Under the new legislation, no person or group could pay more than three cash bonds per year. Several misdemeanors like trespassing and unlawful gathering would also become bondable offenses.

National nonprofit The Bail project paid bail for over 1,500 Georgians since 2019. Jeremy Cherson works with the group and said SB 63 doesn’t make Georgia more safe.

“You know, regulating charitable bail organizations is like trying to close food pantries and claiming that you're solving the problem of hunger,” he said. “It's counterproductive, it’s counterintuitive, and it's unnecessary.”

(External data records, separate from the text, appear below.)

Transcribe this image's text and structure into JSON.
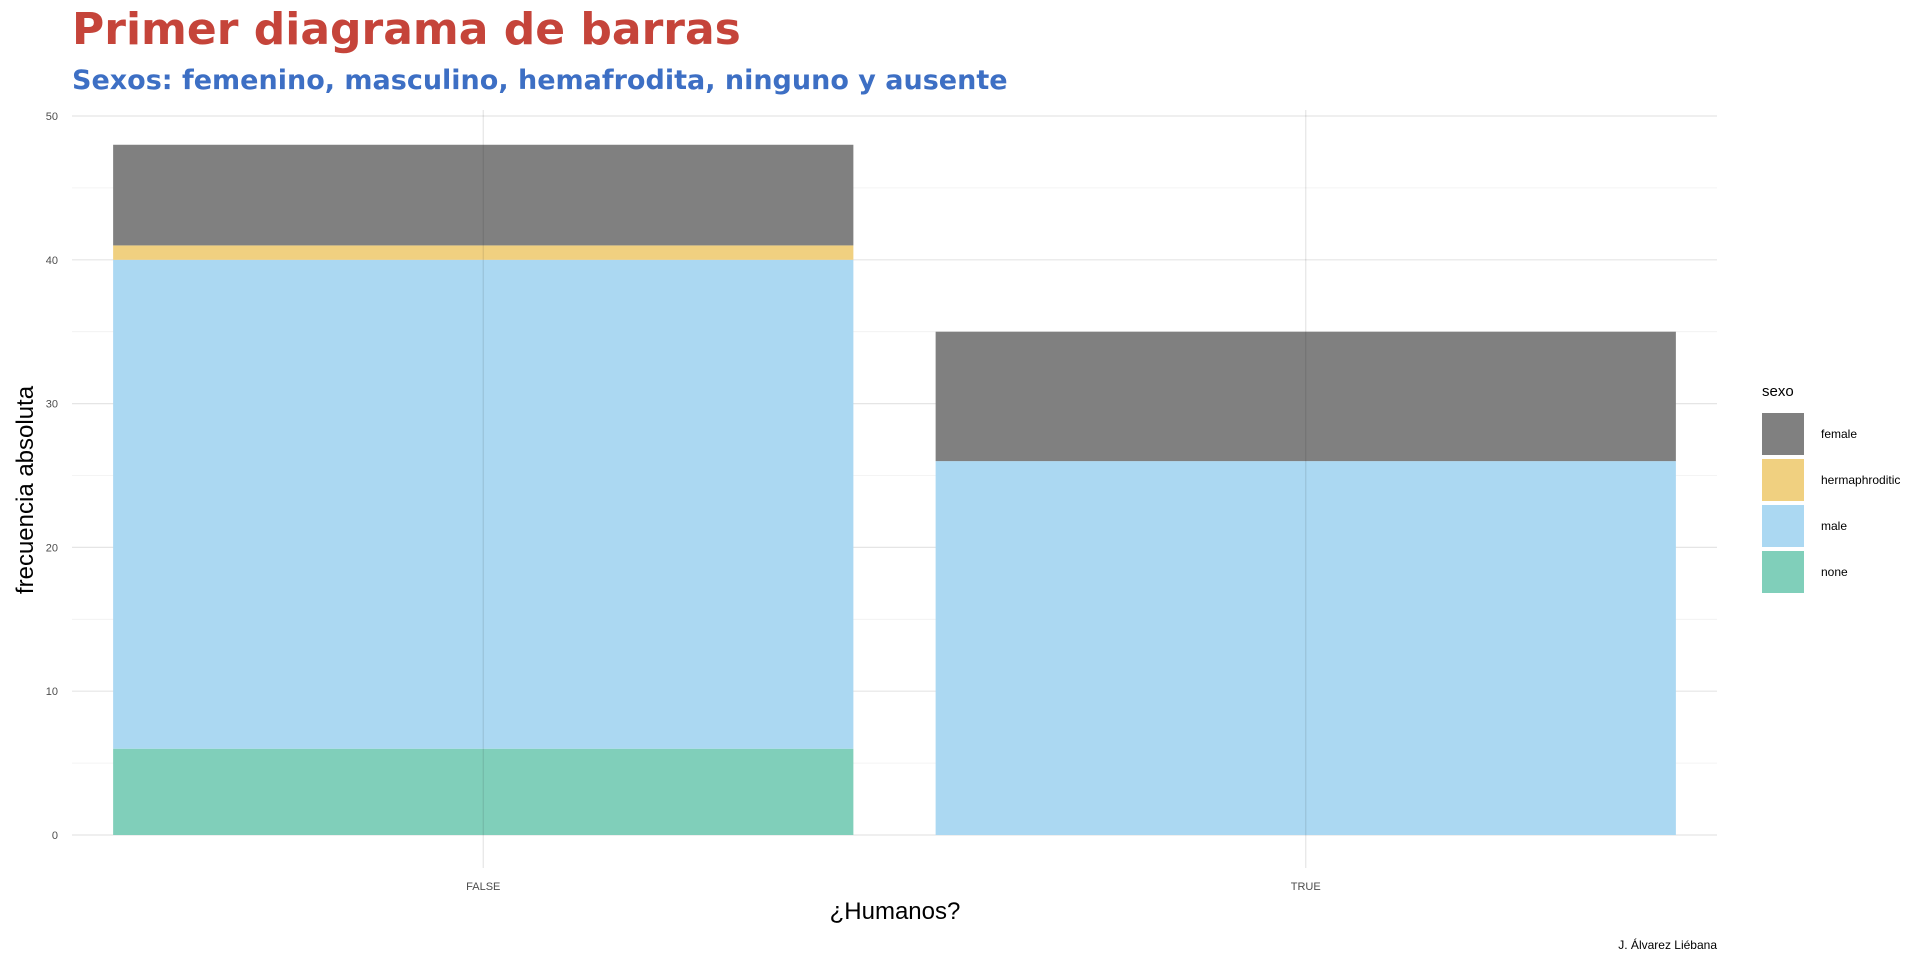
{
  "chart_data": {
    "type": "bar",
    "stacked": true,
    "title": "Primer diagrama de barras",
    "subtitle": "Sexos: femenino, masculino, hemafrodita, ninguno y ausente",
    "xlabel": "¿Humanos?",
    "ylabel": "frecuencia absoluta",
    "caption": "J. Álvarez Liébana",
    "categories": [
      "FALSE",
      "TRUE"
    ],
    "ylim": [
      0,
      50
    ],
    "yticks": [
      0,
      10,
      20,
      30,
      40,
      50
    ],
    "grid": true,
    "legend_title": "sexo",
    "legend_position": "right",
    "series": [
      {
        "name": "female",
        "color": "#808080",
        "values": [
          7,
          9
        ]
      },
      {
        "name": "hermaphroditic",
        "color": "#F0D080",
        "values": [
          1,
          0
        ]
      },
      {
        "name": "male",
        "color": "#ABD8F2",
        "values": [
          34,
          26
        ]
      },
      {
        "name": "none",
        "color": "#80CFBA",
        "values": [
          6,
          0
        ]
      }
    ],
    "colors": {
      "title": "#C5443A",
      "subtitle": "#3D6FC4",
      "grid": "#e5e5e5"
    }
  }
}
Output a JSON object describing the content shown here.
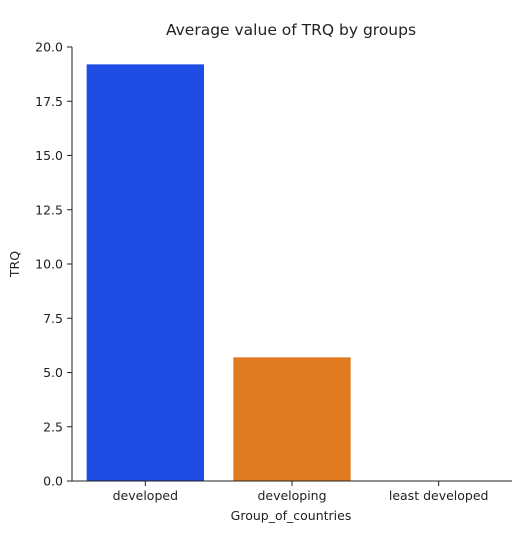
{
  "chart_data": {
    "type": "bar",
    "title": "Average value of TRQ by groups",
    "xlabel": "Group_of_countries",
    "ylabel": "TRQ",
    "categories": [
      "developed",
      "developing",
      "least developed"
    ],
    "values": [
      19.2,
      5.7,
      0.0
    ],
    "colors": [
      "#1f4de4",
      "#e07b21",
      "#2ca02c"
    ],
    "ylim": [
      0,
      20
    ],
    "yticks": [
      "0.0",
      "2.5",
      "5.0",
      "7.5",
      "10.0",
      "12.5",
      "15.0",
      "17.5",
      "20.0"
    ],
    "grid": false,
    "legend": "none",
    "spines": "left-bottom"
  }
}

Supporters of the bill said it will discourage repeat offenses and encourage people to show up for court. Cherson said 90% of their Georgia clients already make court dates.

Sen. Josh McLaurin said during the Senate hearing before the vote on the bill that it was clearly a response to the public safety training center protests.

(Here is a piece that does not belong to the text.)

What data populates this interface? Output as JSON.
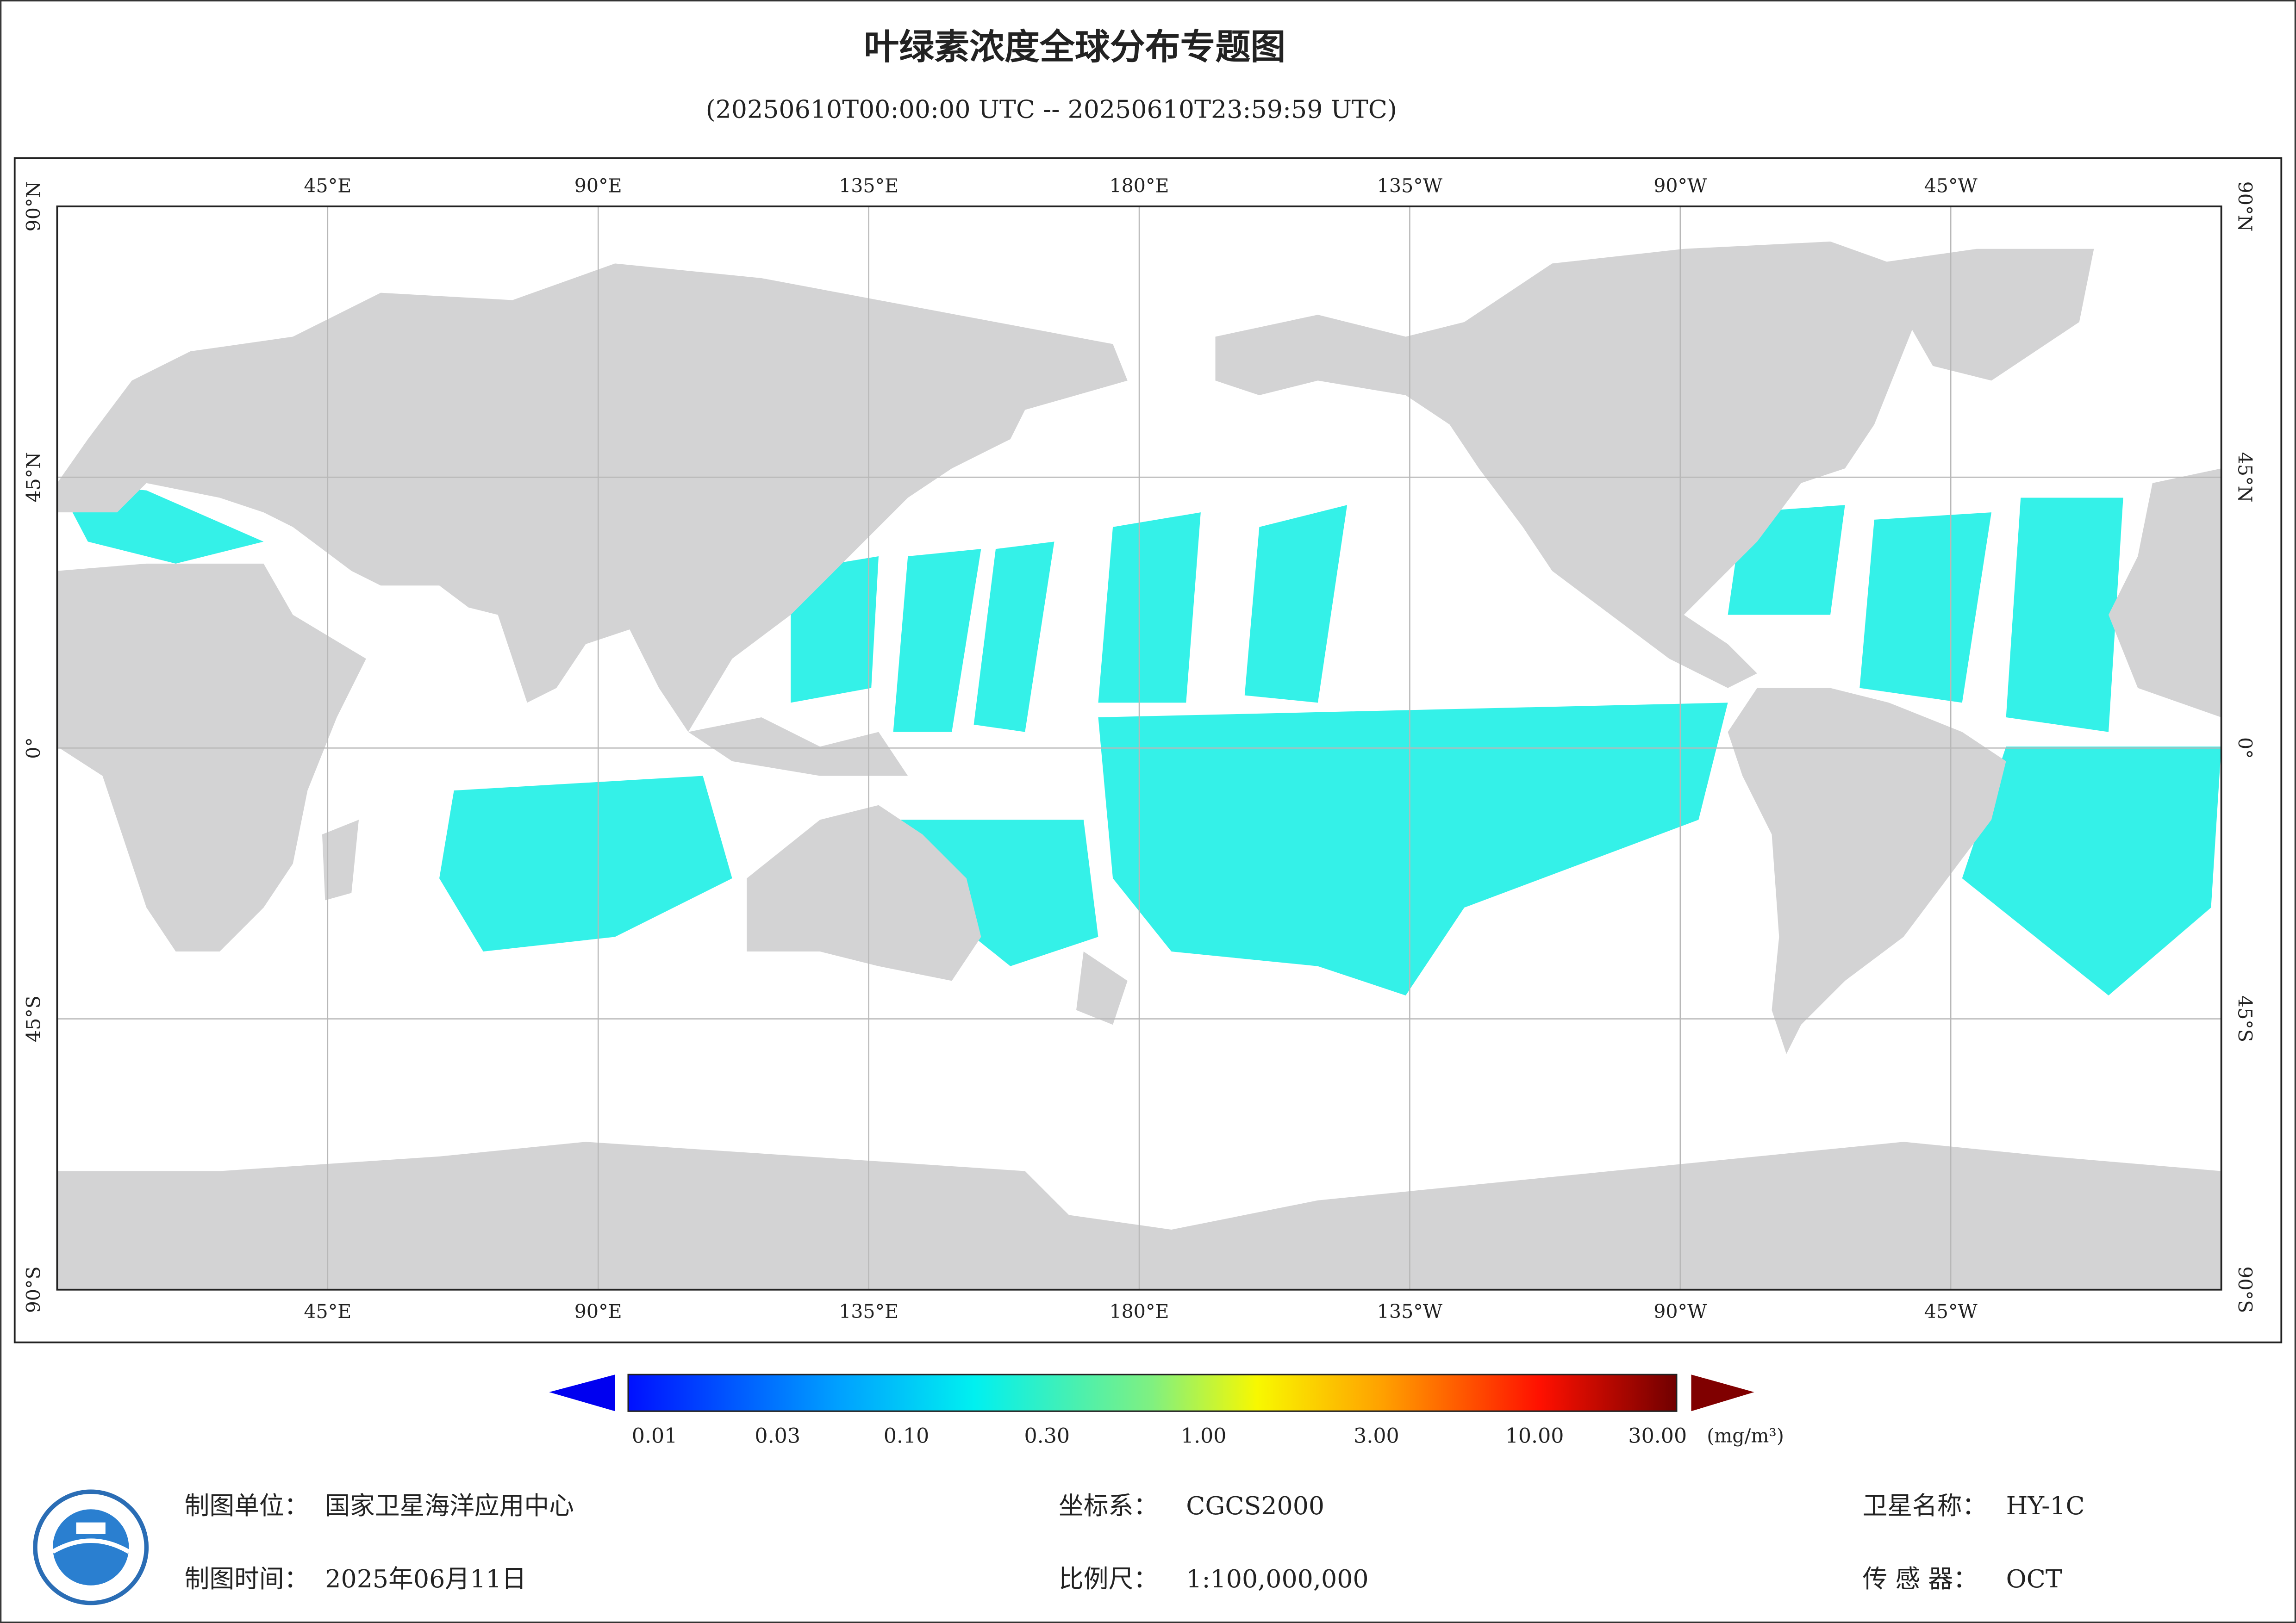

“It's very thinly veiled targeting of the type of speech that the majority doesn't like,” the Democrat said. “It also is just so prohibitive that it frustrates basic access that's not even about protests and police, that's just about churches trying to do the right thing for people who are hard up.”

In late May of 2023, Atlanta police arrested three organizers with the Atlanta Solidarity Fund, a group raising bail money for protesters in the “Stop Cop City” movement. They were charged with money laundering and charity fraud and ultimately released on bond.

People opposed to the bill expressed concern that in addition to targeting protesters, the bill will lead to more overcrowding in the Fulton County Jail.

Sen. Randy Robertson, a sponsor of the bill, said bonds aren’t causing the overpopulation.

“Once we started looking into the jails, what we found out is a lot of the individuals — the vast, vast, vast majority, based on the statistics that we receive from the jail — are violent felonies or those trafficking in drugs or participating in gang activities,” he said.

In contrast, a 2022 study from the ACLU confirmed that Fulton County overcrowding could be relieved by: releasing people held because they can’t afford bond, indicting people within 90 days as required by law, and using diversion programs.

Cherson said the bail system routinely places poor people at a disadvantage and this new law will only keep them incarcerated.

“Their lives will be destabilized, he said. It starts to reduce the possibility that they can get the wheels turning again, get themselves in the situation that they need to to have successful jobs and careers and homes and families.

The bill is now headed to Gov. Brian Kemp’s desk for a signature.